Le GMA Suisse a initialement pour objectif de prêter main forte aux Alliés en intervenant dans les arrières de l’ennemi, entre les Vosges et la frontière suisse. Toutefois, les difficultés rencontrées par des opérations de parachutage d’armes et d’équipements dans les Vosges, de même que l’importance de cette zone aux yeux des autorités militaires allemandes, nécessitent de modifier sa mission. Le GMA Suisse intégrera la 1re armée française du général de Lattre de Tassigny, dont les unités remontent la vallée du Rhône à un rythme soutenu depuis le débarquement de Provence.

Début septembre 1944, les recrues du GMA reçoivent leur ordre de mission, tandis que le consulat de France à Bâle leur fait parvenir un sac contenant des vivres, du matériel et un bon de transport permettant de rejoindre un point de rassemblement avec les Chemins de fer fédéraux. Selon un accord conclu avec les autorités suisses, celles-ci sont prêtes à accepter les demandes de rapatriement volontaire des internés français et à procéder aux démarches administratives dans le cadre de leur départ.

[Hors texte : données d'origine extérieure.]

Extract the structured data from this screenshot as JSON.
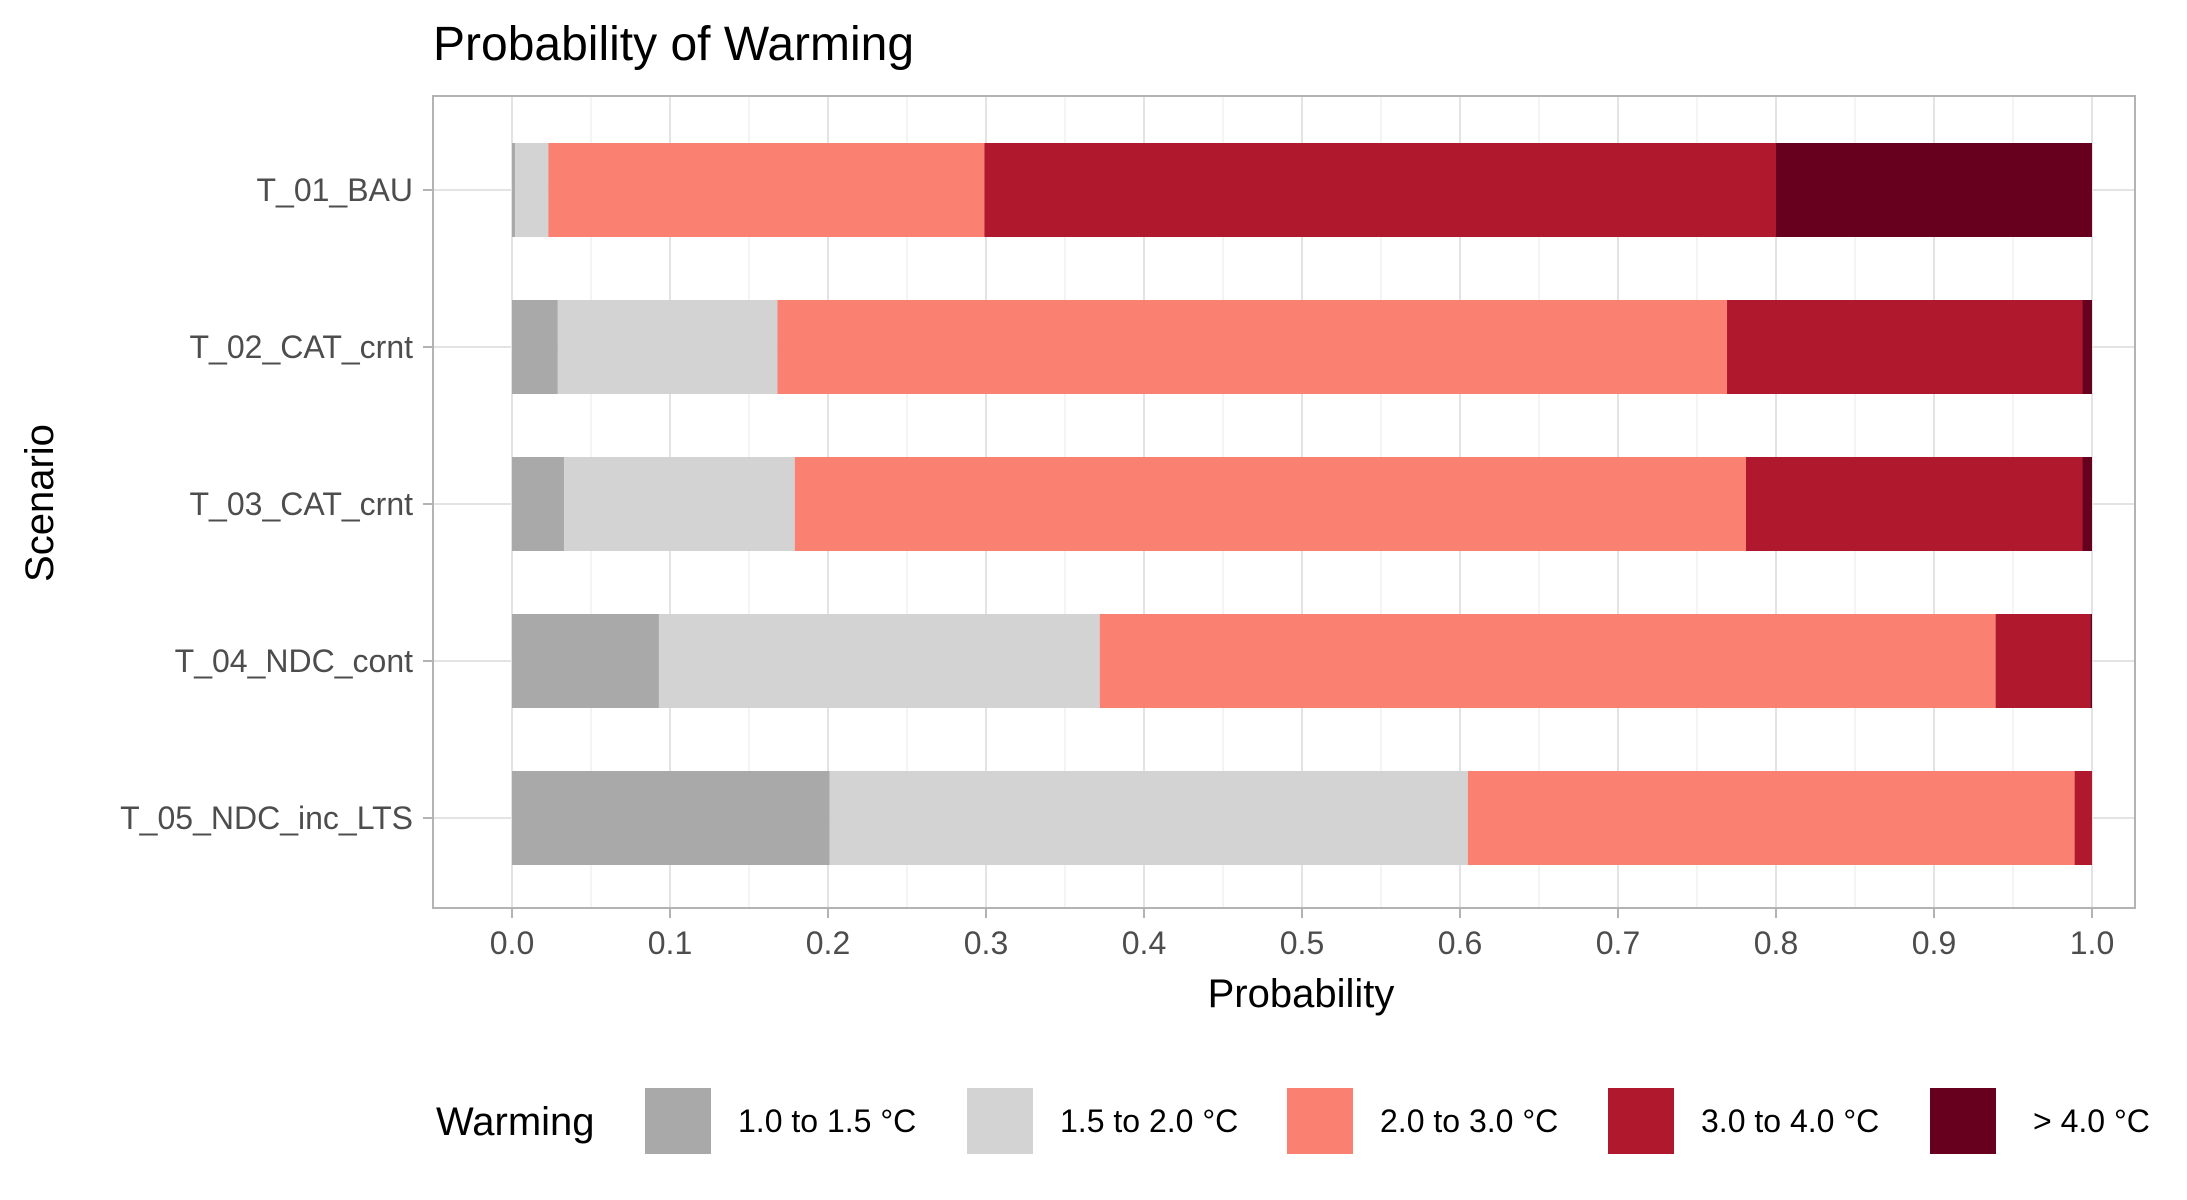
{
  "chart_data": {
    "type": "bar",
    "orientation": "horizontal",
    "stacked": true,
    "title": "Probability of Warming",
    "xlabel": "Probability",
    "ylabel": "Scenario",
    "xlim": [
      0,
      1
    ],
    "x_ticks": [
      "0.0",
      "0.1",
      "0.2",
      "0.3",
      "0.4",
      "0.5",
      "0.6",
      "0.7",
      "0.8",
      "0.9",
      "1.0"
    ],
    "grid": true,
    "legend_position": "bottom",
    "legend_title": "Warming",
    "categories": [
      "T_01_BAU",
      "T_02_CAT_crnt",
      "T_03_CAT_crnt",
      "T_04_NDC_cont",
      "T_05_NDC_inc_LTS"
    ],
    "series": [
      {
        "name": "1.0 to 1.5 °C",
        "color": "#a9a9a9",
        "values": [
          0.002,
          0.029,
          0.033,
          0.093,
          0.201
        ]
      },
      {
        "name": "1.5 to 2.0 °C",
        "color": "#d3d3d3",
        "values": [
          0.021,
          0.139,
          0.146,
          0.279,
          0.404
        ]
      },
      {
        "name": "2.0 to 3.0 °C",
        "color": "#fa8072",
        "values": [
          0.276,
          0.601,
          0.602,
          0.567,
          0.384
        ]
      },
      {
        "name": "3.0 to 4.0 °C",
        "color": "#b0182e",
        "values": [
          0.501,
          0.225,
          0.213,
          0.06,
          0.011
        ]
      },
      {
        "name": "> 4.0 °C",
        "color": "#67001f",
        "values": [
          0.2,
          0.006,
          0.006,
          0.001,
          0.0
        ]
      }
    ]
  }
}
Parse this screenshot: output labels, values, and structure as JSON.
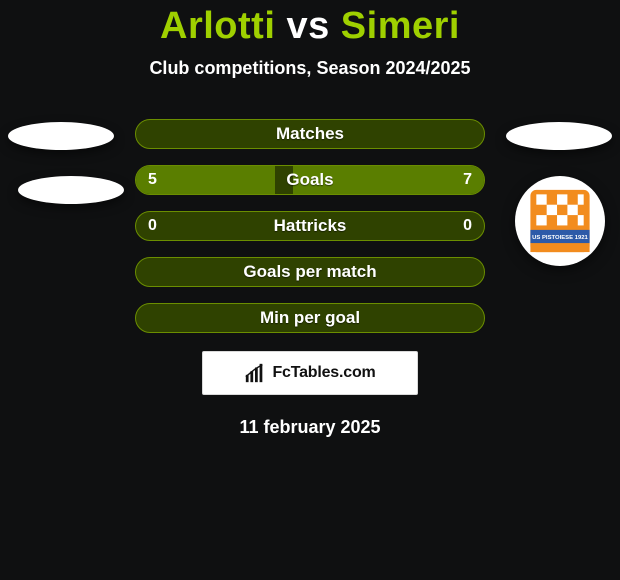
{
  "title": {
    "player1": "Arlotti",
    "vs": "vs",
    "player2": "Simeri",
    "player1_color": "#9fd000",
    "vs_color": "#ffffff",
    "player2_color": "#9fd000"
  },
  "subtitle": "Club competitions, Season 2024/2025",
  "rows": [
    {
      "label": "Matches",
      "left": "",
      "right": "",
      "left_pct": 0,
      "right_pct": 0
    },
    {
      "label": "Goals",
      "left": "5",
      "right": "7",
      "left_pct": 40,
      "right_pct": 55
    },
    {
      "label": "Hattricks",
      "left": "0",
      "right": "0",
      "left_pct": 0,
      "right_pct": 0
    },
    {
      "label": "Goals per match",
      "left": "",
      "right": "",
      "left_pct": 0,
      "right_pct": 0
    },
    {
      "label": "Min per goal",
      "left": "",
      "right": "",
      "left_pct": 0,
      "right_pct": 0
    }
  ],
  "bar": {
    "bg_color": "#2f4200",
    "border_color": "#6b8e00",
    "fill_color": "#5a7e00"
  },
  "crest": {
    "name": "us-pistoiese-crest",
    "primary_color": "#f28c1e",
    "secondary_color": "#ffffff",
    "band_color": "#2d5aa8",
    "band_text": "US PISTOIESE 1921"
  },
  "brand": "FcTables.com",
  "date": "11 february 2025",
  "background_color": "#0f1011"
}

Un premier transfert a lieu le 21 septembre: 200 recrues sont acheminées par l’Armée suisse jusqu’à un camp installé au Col-des-Roches, près du Locle (NE). De là, des camions de l’armée française les conduisent à Ornans, dans le Doubs, puis au camp de Valdahon où ils sont instruits et équipés.
Au sein de la 1re armée française, les bataillons du GMA Suisse prennent part aux combats de novembre 1944 le long de la frontière suisse, une région dont bon nombre sont originaires. Parmi eux, René Grienenberger, l’unique rescapé du drame de Ballersdorf.
«Jetzt awer nüss!» (Allez, ouste!). Contre-affiche à l’issue de la libération de l’Alsace, 1945.
«Jetzt awer nüss!» (Allez, ouste!). Contre-affiche à l’issue de la libération de l’Alsace, 1945. BnF Gallica
Les Alsaciens sont libérés de leurs obligations militaires à partir du 10 décembre 1944, et le GMA est dissous au 31 décembre. Certains choisissent de se réengager au sein de l’armée française. D’autres rejoignent leurs villages pour y attendre leurs familles, qui ne rentreront d’Allemagne que des mois plus tard. En Alsace, l’heure est à la reconstruction après plus de quatre années sous la botte nazie.